Harrods Food Hall, 87-135 Brompton Road, SW1 – 020 7730 1234
7. Rossopomodoro
While Rossopomodoro’s rapid growth is surely hurting independent pizzerias, it’s hard to knock the Naples-based chain for Starbucksizing the business when its management is so fussy about authenticity. The dough is said to be prepared with water imported from Naples – no mere gimmick when each pizza possesses the puffy cornicione and melt-in-your mouth sensation of a one-off Neapolitan classic.I worry about two things: rushed preparation and the recent difficulty I had digesting a pizza.

Still, when Alfredo, the bespectacled pizzaiolo, is baking for the Chelsea “Red Tomato”, lifting each pizza in the oven for a last-second blast of crisping, Rossopomodoro is capable of true greatness.
Rossopomodoro Covent Garden, 50-52 Monmouth Street, WC2 – 020 7240 9095
Rossopomodoro Chelsea, 214 Fulham Road, SW10 –020 7352 7677
Rossopomodoro Notting Hill, 184A Kensington Park Road – 020 7229
Story Deli Section
8. Story Deli
Now in a new, more intimate location, Story Deli remains a showcase for London’s most remarkable and pound-per-gram, most pricey pizza. It is also the most satisfying to slice into, hence the cutting board and pizza wheel that accompany every serving. The rotating blade cuts through the bubbly ends of the flatbread disk more cleanly and easily than you expect. There is zero give, bend or compression to this pizza format; its only response to pressure is crunch.
Cubes of mozzarella di bufala and grated Parmigiano-Reggiano are scattered over the pizza AFTER it has baked. The raw mozza retains its pristinely fresh taste and soft texture. Be forewarned: these organic pizzas aren’t filling and, at £13, they aren’t cheap. But the artistry is considerable and the quality of ingredients high.
3 Redchurch Street, E2– 079 1819 7352
9. The Oak
Found on the cornicione of Notting Hill, The Oak is a Italian-leaning Mediterranean restaurant that looks like a corner gastropub, once you peel away the pavement punters, and behaves like a stylishly rustic pizzeria. The golden browns of the unvarnished woods are a natural match for slender pizza crusts generously charred to a delightful crisp in the wood-fired oven. The pizzaiolo, enshrined within his own columned canopy, distributes topnotch toppings over his firm but delicate disks. He plays the mozza fast and loose.

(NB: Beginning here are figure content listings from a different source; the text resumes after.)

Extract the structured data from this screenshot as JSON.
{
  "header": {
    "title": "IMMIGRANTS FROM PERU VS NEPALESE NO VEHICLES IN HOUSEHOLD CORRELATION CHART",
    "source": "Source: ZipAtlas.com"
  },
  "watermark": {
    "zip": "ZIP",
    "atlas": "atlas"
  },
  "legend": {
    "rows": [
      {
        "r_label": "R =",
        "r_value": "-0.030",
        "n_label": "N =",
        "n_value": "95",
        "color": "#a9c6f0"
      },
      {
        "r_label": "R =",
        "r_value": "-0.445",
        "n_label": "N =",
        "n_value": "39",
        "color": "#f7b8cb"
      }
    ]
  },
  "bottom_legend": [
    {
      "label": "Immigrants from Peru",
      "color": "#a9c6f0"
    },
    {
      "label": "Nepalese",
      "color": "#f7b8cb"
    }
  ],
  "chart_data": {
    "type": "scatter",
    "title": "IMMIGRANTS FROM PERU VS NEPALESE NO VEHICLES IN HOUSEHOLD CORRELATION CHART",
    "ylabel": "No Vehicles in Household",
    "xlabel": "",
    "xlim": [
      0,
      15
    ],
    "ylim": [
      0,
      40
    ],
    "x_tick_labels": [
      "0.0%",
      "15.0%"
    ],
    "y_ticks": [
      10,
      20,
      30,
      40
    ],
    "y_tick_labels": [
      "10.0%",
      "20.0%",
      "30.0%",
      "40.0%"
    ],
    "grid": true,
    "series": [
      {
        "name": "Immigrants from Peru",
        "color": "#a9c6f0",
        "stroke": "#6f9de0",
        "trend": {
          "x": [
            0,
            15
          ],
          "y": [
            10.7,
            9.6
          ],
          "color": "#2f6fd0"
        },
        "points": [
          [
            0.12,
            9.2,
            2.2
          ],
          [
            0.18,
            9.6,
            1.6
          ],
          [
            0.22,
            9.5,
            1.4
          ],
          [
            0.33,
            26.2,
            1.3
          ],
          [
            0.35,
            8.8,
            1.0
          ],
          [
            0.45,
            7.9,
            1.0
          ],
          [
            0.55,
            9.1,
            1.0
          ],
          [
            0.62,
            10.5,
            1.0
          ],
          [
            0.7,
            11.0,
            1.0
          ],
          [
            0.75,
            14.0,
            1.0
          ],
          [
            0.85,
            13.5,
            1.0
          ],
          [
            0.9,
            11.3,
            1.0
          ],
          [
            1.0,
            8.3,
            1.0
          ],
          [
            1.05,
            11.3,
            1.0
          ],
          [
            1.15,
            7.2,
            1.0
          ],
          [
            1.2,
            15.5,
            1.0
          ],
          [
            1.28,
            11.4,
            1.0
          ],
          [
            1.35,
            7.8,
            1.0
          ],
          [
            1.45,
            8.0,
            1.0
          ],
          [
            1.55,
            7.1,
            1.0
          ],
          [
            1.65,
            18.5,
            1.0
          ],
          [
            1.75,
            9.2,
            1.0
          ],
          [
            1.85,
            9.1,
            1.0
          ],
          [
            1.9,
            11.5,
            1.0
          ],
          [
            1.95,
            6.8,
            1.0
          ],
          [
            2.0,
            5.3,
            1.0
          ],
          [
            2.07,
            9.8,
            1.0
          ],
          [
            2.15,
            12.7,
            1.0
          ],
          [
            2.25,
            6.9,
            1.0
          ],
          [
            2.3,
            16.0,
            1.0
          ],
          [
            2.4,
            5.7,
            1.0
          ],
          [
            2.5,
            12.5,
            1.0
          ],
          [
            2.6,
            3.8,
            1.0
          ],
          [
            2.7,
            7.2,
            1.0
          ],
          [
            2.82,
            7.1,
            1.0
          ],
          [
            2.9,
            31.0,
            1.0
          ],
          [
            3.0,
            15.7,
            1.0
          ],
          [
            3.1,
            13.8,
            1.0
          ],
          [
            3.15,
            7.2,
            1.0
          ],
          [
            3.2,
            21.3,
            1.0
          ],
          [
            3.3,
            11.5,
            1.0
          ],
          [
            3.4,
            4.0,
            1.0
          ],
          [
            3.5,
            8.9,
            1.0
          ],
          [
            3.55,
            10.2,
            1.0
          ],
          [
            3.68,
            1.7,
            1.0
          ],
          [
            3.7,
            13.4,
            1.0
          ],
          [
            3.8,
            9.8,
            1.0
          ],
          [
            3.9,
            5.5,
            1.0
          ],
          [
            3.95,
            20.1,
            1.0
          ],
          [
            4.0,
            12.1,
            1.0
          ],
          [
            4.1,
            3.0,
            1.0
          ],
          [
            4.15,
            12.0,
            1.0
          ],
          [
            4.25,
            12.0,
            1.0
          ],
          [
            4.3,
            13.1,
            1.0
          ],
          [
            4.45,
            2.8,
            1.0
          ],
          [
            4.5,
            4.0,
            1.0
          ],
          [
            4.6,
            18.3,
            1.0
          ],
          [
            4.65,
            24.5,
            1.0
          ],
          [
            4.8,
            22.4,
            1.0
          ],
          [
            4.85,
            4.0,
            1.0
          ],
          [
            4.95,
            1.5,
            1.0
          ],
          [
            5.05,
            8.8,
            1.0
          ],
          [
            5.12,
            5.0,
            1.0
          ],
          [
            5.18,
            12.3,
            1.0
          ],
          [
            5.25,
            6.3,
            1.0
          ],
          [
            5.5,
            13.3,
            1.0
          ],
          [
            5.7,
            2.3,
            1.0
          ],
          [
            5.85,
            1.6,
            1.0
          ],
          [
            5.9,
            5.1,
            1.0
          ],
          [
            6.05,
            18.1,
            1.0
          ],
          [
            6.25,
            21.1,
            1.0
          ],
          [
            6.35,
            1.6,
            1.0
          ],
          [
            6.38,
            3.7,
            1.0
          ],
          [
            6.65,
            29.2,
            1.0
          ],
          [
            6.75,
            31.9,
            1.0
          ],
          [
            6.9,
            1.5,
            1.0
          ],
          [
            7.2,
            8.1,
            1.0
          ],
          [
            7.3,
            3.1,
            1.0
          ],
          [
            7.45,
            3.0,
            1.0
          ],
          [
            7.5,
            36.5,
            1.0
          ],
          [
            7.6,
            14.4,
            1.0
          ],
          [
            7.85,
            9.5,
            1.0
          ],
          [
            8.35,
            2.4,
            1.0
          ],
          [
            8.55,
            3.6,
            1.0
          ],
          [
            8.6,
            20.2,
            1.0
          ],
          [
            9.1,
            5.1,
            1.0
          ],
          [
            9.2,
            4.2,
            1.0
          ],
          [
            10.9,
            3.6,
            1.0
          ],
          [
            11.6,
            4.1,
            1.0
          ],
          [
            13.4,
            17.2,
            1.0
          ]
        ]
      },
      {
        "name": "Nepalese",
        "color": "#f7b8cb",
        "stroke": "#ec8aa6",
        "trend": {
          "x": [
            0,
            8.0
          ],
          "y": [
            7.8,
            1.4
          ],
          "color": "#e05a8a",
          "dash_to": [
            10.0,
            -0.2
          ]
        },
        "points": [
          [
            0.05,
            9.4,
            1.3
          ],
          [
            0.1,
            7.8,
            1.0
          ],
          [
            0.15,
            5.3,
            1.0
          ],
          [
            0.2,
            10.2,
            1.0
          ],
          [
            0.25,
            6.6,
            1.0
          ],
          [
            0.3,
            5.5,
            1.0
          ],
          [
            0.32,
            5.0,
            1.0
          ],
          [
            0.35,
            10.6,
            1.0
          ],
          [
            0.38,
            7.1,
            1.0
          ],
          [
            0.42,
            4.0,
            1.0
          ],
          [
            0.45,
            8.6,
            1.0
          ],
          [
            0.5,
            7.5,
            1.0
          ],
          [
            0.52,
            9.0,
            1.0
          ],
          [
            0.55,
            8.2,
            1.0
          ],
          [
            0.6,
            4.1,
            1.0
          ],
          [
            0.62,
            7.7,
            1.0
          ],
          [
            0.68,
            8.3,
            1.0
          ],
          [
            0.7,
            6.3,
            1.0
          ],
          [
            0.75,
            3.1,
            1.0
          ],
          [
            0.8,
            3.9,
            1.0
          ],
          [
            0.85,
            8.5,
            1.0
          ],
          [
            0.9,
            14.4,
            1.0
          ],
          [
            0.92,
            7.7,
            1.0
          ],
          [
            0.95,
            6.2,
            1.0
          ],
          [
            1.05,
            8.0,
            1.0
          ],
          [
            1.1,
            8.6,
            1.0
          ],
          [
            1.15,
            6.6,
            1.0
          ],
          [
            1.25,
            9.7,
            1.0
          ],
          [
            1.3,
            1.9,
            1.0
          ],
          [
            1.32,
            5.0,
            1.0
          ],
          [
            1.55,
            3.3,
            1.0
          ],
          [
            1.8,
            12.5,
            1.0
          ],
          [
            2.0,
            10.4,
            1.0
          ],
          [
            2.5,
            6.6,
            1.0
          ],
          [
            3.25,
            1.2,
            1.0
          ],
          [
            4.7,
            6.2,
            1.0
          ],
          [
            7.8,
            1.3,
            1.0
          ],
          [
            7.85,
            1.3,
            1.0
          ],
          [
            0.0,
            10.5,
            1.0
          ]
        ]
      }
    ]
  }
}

137 Westbourne Park Road, W2 – 020 7221 3355
10. Sartori


The authentic Neapolitan pizzas at Sartori are baked in wood-fired brick oven custom built by the great Neapolitan craftsmen of Strazzula Michele, the Stradivarius of pizza ovens. Unfortunately, that oven is located in the lower level of the restaurant and so most diners miss the action as Paolo, a pizzaiolo familiar to Londoners through his work at Santore and Spaccanapoli, slides out one steaming pie after another. Regardless, how great to have Paulo, his Strazzula Michele and his pizza in Leicester Square.